Tanjungpinang – Maraknya kasus arisan online di Tanjungpinang, Kepulauan Riau akhir-akhir menjadi perhatian banyak pihak, termasuk pengamat sekaligus akademisi.
Praktik arisan online yang terjadi akhir-akhir ini terkesan sebagai kasus penipuan dengan modus investasi bodong dengan merugikan banyak orang. Pasalnya, banyak orang menjadi korban mulai dari jutaan hingga ratusan juta.
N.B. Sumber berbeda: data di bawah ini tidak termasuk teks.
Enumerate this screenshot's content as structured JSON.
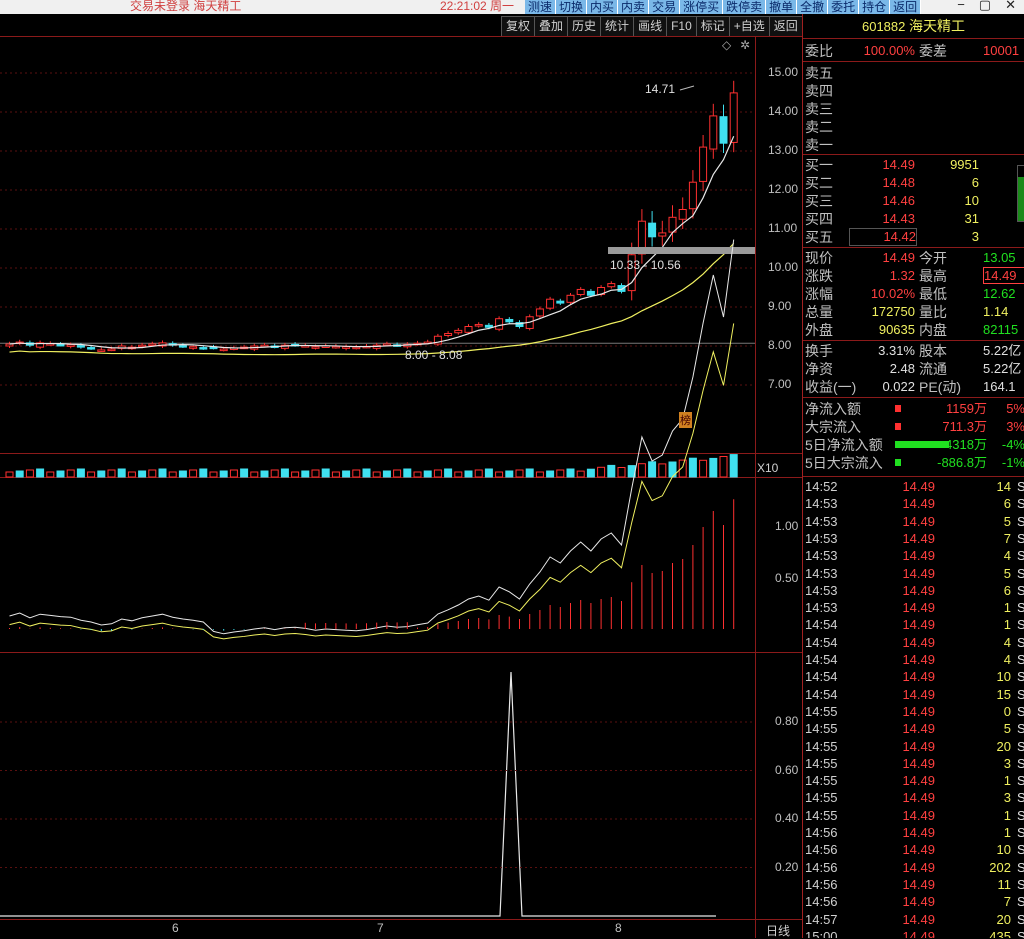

Pengamat Ekonomi daril Universitas Maritim Raja Ali Haji (UMRAH), Winata Wira menjelaskan, kegiatan arisan merupakan salah satu bentuk budaya masyarakat Indonesia. Arisan pada umumnya memiliki niat baik yakni saling membantu serta menjaga silaturahim antara satu dan lainnya. Dalam praktiknya, arisan yang biasanya dilakukan oleh masyarakat berbasis pada kepercayaan dan cenderung dalam lingkup peserta yang kecil.
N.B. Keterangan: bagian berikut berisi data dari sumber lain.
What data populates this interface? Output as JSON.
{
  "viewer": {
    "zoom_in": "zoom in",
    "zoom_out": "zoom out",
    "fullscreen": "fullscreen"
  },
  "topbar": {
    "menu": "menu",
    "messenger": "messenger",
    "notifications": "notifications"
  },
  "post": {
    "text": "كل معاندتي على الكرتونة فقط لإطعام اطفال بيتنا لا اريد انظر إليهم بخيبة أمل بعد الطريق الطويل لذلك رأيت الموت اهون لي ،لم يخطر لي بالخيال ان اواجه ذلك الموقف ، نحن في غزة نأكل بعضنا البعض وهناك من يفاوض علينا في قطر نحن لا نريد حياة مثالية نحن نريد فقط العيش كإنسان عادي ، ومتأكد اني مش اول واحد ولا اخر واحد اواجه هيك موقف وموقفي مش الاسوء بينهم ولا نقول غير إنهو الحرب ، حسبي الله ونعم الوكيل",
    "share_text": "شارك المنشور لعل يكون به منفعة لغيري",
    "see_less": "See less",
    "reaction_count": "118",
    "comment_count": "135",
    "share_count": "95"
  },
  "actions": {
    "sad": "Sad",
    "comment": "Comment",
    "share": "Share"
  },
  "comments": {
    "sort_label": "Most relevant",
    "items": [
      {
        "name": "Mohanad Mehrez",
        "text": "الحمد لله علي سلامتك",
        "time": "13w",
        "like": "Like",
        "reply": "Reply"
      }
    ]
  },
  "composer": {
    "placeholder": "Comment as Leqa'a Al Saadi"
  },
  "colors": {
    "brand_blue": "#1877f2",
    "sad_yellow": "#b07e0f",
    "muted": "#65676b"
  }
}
“Arisan itu fenomena sosial yang sudah sangat lama. Bahkan orang menilai arisan itu modal sosial karena semangatnya tolong menolong,” ucap Wira di Tanjungpinang, Sabtu (08/01).
Menurutnya, seiring berjalannya waktu, sistem arisan turut mengalami moderenisasi. Hingga pada akhirnya, terbentuklah arisan online. Namun disayangkan, praktiknya banyak merugikan orang.
“Dengan modus bujuk rayu serta iming-iming keuntungan, tidak sedikit masyarakat yang menjadi korban dalam praktik arisan online ini,” ujarnya.
Baca Juga: Lagi, Arisan Online S&S Rugikan Warga Tanjungpinang
Ia menilai, penerapan arisan online saat ini mirip dengan sistem investasi. Artinya, setiap orang menanamkan uangnya kemudian akan mendapatkan uang lebih saat uangnya kembali. Hal itu berbanding terbalik dengan sistem arisan yang telah tumbuh dan berkembang di tengah masyarakat pada umumnya.
“Kalau menaruh uang sekian juta kemudian kembali lebih banyak dari itu, itukan bukan arisan. Itu investasi digunakan sebagai iming-iming. Dengan arisan sebagai modusnya. Itu hanya penipuan saja,” tambahnya.
Sementara itu, Akademisi asal Sekolah Tinggi Ilmu Ekonomi (STIE) Pembangunan Tanjungpinang, Ravida Nuriana menilai arisan online saat ini marak beredar di kalangan masyarakat menggunakan sistem perbankan. Akan tetapi, para admin maupun pemilik arisan tidak menerapkan sistem perbankan sebagaimana mestinya.
“Uang member diputar-putar. Tapi, penerapannya tidak seperti perbankan sebenarnya,” ucapnya.
Oleh sebab itu, penerapan arisan online kerap kali memakan korban bahkan hingga miliaran rupiah.
“Arisan yang awalnya bertujuan untuk berkumpul, bercerita dan menabung uang, kini telah beralih fungsi menjadi tren bisnis yang tentunya lebih berisiko,” ujarnya.